Основание такой удивительной возможности богоуподобления было заложено в человека еще при его сотворении: ведь Господь создал человека по Своему образу — в том числе и по образу именно Троичного Божества. Библия свидетельствует нам о том, что человеку в одиночестве пребывать «не хорошо» (ср. Быт. 2, 18). Именно поэтому Создатель сотворил не только одного Адама, но и Еву — как призванных к единству любви, и единству воли, направленной к духовному самосовершенствованию, как предназначенных — вместе и согласно — пройти общий путь к обожению. То первое райское единство людей по образу единства Лиц Пресвятой Троицы было и целомудренным брачным единством взаимной любви, и единомыслием в вере, и согласием в труде, и, наконец, гармонией двух воль в исполнении Божественных заповедей. И так продолжалось, пока человек не совершил свой первый грех…
Вместе с грехопадением человечество напрочь забыло о том, что Бог — это Бог Троица. А позабыв о внутритроичном единстве Божественных Лиц, утратив в своем сознании этот совершенный идеал, человек потерял и идеал любви к ближнему. Мир падший перестал быть миром благодатного и духовного людского сотворчества по образу Творческой Троицы. Он превратился в множество обособленных мирков замкнувшихся в собственной эгоистической «раковине» отдельных индивидуумов. Общество стало обществом потребительского «я». Труд, работа сделались инструментами для самостного карьерного роста. Семья превратилась в сосуществование пусть и живущих в одном доме, но порой духовно далеких, абсолютно чужих друг другу мужчин и женщин: равнодушно обособленных, разделенных чувством безразличия, взаимного недоверия, несовпадением личных привязанностей и интересов, лишенных целомудренной умеренности в погоне за угождением собственной плоти.

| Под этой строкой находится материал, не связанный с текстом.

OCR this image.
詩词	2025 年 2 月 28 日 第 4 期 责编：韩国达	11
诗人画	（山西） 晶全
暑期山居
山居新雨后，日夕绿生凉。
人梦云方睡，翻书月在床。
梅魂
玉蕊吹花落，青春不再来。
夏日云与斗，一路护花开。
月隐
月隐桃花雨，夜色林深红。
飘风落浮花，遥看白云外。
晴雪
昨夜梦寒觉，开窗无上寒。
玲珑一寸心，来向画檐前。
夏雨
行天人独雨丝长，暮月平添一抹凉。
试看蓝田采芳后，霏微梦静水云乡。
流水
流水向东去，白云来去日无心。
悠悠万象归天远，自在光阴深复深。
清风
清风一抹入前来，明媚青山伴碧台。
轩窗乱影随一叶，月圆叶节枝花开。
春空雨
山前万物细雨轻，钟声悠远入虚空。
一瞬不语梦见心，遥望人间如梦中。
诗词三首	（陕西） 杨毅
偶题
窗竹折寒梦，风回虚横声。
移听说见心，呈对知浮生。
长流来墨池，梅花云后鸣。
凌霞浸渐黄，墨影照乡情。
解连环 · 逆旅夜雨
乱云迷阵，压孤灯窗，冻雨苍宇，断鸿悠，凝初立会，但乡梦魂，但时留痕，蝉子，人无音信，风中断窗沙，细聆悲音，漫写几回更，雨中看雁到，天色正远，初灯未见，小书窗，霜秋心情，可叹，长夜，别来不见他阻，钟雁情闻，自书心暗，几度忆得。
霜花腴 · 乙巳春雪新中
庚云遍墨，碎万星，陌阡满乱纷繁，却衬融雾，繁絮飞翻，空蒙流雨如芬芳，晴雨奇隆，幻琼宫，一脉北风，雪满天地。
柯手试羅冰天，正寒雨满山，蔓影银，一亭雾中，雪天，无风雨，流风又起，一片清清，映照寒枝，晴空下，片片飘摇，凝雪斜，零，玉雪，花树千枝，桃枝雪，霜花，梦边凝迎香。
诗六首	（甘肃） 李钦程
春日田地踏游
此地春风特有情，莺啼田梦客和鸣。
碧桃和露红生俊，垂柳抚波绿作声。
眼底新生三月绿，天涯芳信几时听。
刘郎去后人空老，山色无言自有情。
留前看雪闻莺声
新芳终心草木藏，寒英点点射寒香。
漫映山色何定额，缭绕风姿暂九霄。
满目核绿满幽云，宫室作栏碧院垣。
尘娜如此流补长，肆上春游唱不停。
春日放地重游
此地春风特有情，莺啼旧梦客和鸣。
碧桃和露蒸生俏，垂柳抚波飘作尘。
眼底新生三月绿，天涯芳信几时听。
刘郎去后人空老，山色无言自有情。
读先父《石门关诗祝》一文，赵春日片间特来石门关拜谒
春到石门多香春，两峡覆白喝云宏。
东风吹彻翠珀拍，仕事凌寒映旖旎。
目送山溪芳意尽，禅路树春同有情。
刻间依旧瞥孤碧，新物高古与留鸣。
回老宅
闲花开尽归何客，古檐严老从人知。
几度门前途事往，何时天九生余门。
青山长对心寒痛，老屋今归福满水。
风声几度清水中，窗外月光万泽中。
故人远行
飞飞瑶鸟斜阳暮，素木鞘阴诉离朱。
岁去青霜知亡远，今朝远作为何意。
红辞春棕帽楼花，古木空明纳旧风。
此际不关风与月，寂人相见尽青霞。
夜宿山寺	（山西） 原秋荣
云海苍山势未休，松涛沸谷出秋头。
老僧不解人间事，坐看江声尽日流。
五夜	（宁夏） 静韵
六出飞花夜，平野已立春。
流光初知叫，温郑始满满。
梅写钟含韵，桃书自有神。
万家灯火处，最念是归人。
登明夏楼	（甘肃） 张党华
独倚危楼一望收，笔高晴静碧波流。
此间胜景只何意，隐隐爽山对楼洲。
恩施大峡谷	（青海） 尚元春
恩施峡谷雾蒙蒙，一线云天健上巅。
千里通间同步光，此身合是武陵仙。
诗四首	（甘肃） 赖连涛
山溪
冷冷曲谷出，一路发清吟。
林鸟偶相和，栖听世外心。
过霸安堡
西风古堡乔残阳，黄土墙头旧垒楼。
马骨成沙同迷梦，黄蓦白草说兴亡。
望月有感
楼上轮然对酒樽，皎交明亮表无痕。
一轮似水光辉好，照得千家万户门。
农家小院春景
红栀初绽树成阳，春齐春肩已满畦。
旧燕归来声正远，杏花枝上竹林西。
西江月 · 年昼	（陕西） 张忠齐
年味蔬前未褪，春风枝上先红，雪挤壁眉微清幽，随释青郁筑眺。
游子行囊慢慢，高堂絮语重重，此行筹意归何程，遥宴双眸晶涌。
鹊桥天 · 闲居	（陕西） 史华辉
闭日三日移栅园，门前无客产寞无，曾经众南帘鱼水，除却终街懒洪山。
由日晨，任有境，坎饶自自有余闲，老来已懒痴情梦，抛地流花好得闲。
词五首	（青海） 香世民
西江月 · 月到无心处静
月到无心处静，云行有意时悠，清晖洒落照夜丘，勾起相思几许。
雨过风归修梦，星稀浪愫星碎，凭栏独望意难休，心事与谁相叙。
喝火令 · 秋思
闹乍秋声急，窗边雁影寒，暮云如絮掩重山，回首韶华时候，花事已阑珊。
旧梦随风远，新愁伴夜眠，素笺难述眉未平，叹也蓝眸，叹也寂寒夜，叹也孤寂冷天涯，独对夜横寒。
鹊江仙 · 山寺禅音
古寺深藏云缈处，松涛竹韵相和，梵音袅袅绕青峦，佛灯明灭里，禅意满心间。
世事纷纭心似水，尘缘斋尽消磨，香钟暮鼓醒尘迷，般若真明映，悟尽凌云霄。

Надежда на что-либо доброе, святое может существовать в человеческом сердце только тогда, когда она имеет своим основанием веру и ведет к любви. Одинокому гордецу и эгоисту некому верить и некого любить, и потому-то подлинная надежда не придет к нему никогда. В конечном итоге все это может привести человека к страшному итогу: к безысходному и непростительному греху самоубийства — как страшному плоду унылого и беспросветного духовного одиночества.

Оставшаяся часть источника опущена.